Michael Landl, Director of the World Vapers’ Alliance warned that the expanded flavour ban meant that the positive step forward on harm reduction was “overshadowed by uncertainty”. 

“Experts, as well as consumers, have been clear about the consequences of banning flavours,” and ignoring harm reduction on public health,” he said in a statement.

“Time and again it has been proven that flavours are what keeps adults away from switching back to cigarettes and we need our policymakers to listen and legislate for this.”

The EU’s current Tobacco Products Directive (TPD) bans flavours in cigarettes and roll-your-own tobacco, but other tobacco and nicotine products have an exemption. This exemption can be removed, however, if the European Commission determines that there has been a “substantial change in circumstance”. 
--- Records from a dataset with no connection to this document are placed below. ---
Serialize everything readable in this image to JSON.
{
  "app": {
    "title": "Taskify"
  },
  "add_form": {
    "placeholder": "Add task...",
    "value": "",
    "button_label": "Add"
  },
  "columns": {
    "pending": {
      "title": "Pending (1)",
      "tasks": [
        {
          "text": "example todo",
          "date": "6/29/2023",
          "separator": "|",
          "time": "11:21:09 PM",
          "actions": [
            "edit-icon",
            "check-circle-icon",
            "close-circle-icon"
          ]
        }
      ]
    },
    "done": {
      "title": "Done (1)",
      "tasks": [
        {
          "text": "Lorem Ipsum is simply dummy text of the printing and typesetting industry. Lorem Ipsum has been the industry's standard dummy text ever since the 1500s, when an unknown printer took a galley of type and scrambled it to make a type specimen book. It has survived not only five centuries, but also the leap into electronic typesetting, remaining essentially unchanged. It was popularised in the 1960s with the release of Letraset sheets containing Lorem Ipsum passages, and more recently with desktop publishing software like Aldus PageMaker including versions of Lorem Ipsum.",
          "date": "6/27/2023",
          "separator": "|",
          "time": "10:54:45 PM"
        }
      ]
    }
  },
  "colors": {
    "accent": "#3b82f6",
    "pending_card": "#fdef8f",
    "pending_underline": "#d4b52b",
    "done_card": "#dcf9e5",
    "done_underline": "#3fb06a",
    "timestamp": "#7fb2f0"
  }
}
A “substantial change in circumstance” is defined as an increase in sales volumes within a given category by at least 10 percent or at least a five percent increase in use prevalence by under-25s in at least five Member States

The language in the BECA report calls on the Commission to evaluate which flavours are ”attractive to minors and non-smokers, and propose a ban on these, as well as on all characteristic flavours in heated tobacco products and novel tobacco products”.

Learning from the Swedish experience

The wording doesn’t sit well with Strömer, who remains concerned over how the Commission would determine which flavours were deemed “attractive”. He believes a general lack of knowledge around the dynamics of why people start and quit smoking risks precipitating unintended consequences. 

“Flavour preferences are complex. It doesn’t make sense to simply decide one group of flavours is okay while another isn’t,” he explains.

“Moreover, MEPs still lack sufficient understanding of what drives smokers to quit or prevents someone from starting in the first place,” he says.

Strömer points out that Sweden is virtually smoke-free, not because of a ban on flavours, but because safer alternatives like snus and nicotine pouches are readily available.

“Sweden has the lowest tobacco mortality in the EU, but policymakers in Brussels and Strasbourg don’t seem interested in learning from the Swedish experience in their attempt to fight cancer,” he says.

The fate of an expanded flavour ban remains unclear. However, the European Commission has indicated that flavours will be in focus in the EU’s broader efforts to revise the TPD, with a proposal from the Commission expected in 2024.